Think about it this way. Person A has just buried their husband of 30 years, they are really grieving. I can say no, I've never experienced that, not going there, and thus limited my capacity to learn a new experience and limited my capacity to attempt to comfort a friend, or I can say, while I haven't had that experience, I will step up, I will rely on God, and I will supply my shoulder to cry on and my ear to hear them. It may not be as great as someone who knows from experience the pain amd loss, but I can at least offer my shoulder and a couple of boxes of tissues!

Do you get what I am trying to say? The minute I say I can't or wont do something is the minute I start limiting Gods ability to work His stuff through me!

So, other than limiting God, why is limiting myself so bad?

To be stretched like a rubber band is not such a bad thing, it causes growth! Yes, trust me, the process of stretching hurts, but its a good hurt. It's a hurt that has the potential for growth, understanding, experience and wisdom. But you have to let that happen, be willing. Or you could choose to get all bitter and twisted!

Limiting yourself reduces you ability to grow, learn, experience, feel and ultimately love.

In a perfect world, we would be willing and able to step up everytime something happened. But then, in a perfect world, pain wouldn't exist!

In a perfect world, you and I wouldn't have broken hearts and issues causing and caused by sin!

So, in this less than perfect world, we need to not limit outselves!

Haha! Easier said than done! I know this, because I still limit myself! I still limit God! Part of the reason for this is the fact that I am human! The rest (and I would think, a larger portion) is due to my sinful responses to things that happened around me and to me as a child! As a child I made some rather huge judgements, thus locked myself into the cycle of doubting my abilities AND doubting God.

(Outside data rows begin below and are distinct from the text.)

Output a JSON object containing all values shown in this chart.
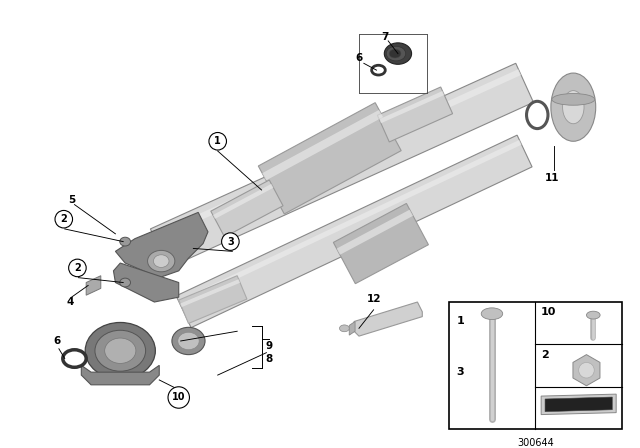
{
  "bg_color": "#ffffff",
  "part_number": "300644",
  "fig_width": 6.4,
  "fig_height": 4.48,
  "dpi": 100,
  "shaft_color": "#d8d8d8",
  "shaft_mid": "#c0c0c0",
  "shaft_dark": "#a8a8a8",
  "yoke_color": "#888888",
  "bearing_color": "#808080",
  "dark_part": "#606060",
  "text_color": "#000000"
}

So, how then do we stop limiting ourselves, and thus, limiting God? Firstly, we need to walk the road called repentance. We need to repent of our sinful responses to things that happend to us and around us. We need to forgive those who hurt us (no easy thing, yet it is a command of God, AND He will give us the ability to forgive, if we ask for His help). We need to learn who we actually are, not who we think we are or who others have told us who we are. What God says about us and what we think about us are often two completely different things! We need to walk lives lead by the Holy Spirit.

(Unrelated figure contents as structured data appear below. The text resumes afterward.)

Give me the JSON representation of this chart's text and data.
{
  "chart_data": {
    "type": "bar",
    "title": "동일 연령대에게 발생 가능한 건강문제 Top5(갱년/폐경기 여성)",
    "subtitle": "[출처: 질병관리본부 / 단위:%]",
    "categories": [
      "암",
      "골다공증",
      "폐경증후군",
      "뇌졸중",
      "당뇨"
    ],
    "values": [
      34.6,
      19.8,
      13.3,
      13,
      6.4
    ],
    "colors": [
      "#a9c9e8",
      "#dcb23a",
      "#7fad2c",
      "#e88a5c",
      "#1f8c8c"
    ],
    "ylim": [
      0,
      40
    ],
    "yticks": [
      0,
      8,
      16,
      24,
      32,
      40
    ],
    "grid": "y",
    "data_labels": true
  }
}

So why do we limit God? Because we don't trust Him. Why don't we trust God?

Our parents are first and foremost the ones who show us what God is like. So, again, picking on me. My father wasn't in my life (not going into the why), he simply wasn't there. Thus my perception from my lack of a father, was that Father God is distant and frankly doesn't give a damn about me. Then I had two step fathers, one was a drug addicted alcoholic with violent tendencies, so this told me that when God is present,  He will be violent towards me. The second of the two step fathers was somewhat more subtle in his way of doing things. He liked to carve people up with his words. He essentially had venom dripping off his tongue. He was conniving, manipulative, and verbally abusive. So compound my three human representatives for God. Absent. Violent. Verbally demeaning, cruel and abusive. Not the best impression of God! Not the worst, but far from good!

Thus, by the actions of those around me, my basic trust that is supposed to be formed as a child, was at best shattered, and ant worst, missing in action. Thus, if I can not trust those who are supposed to protect me, how can I trust God? Therefore, because I don't/can't/won't trust God, I can not take Him at His word, therefore I limit Him.

How to get out of this mess? This mess that I had no control over? I need to forgive. The list is extensive, and I wont get into that here. I can tell you that because I have started to deal with my issues, I can sort of trust God a little bit. Not as much as He or I would like. But the process has been started! Forgiving is hard work.

The more I repent of my sinful reactions to what happened to me and around me, the more I am able to forgive those who hurt me, and then, the more I am able to trust God and take Him at His word, and the LESS I limit myself and Him.  Again, all this is far, far easier said than done!

May Gods blessings shower down upon you. And may you be coated in the dust of your Rabbi!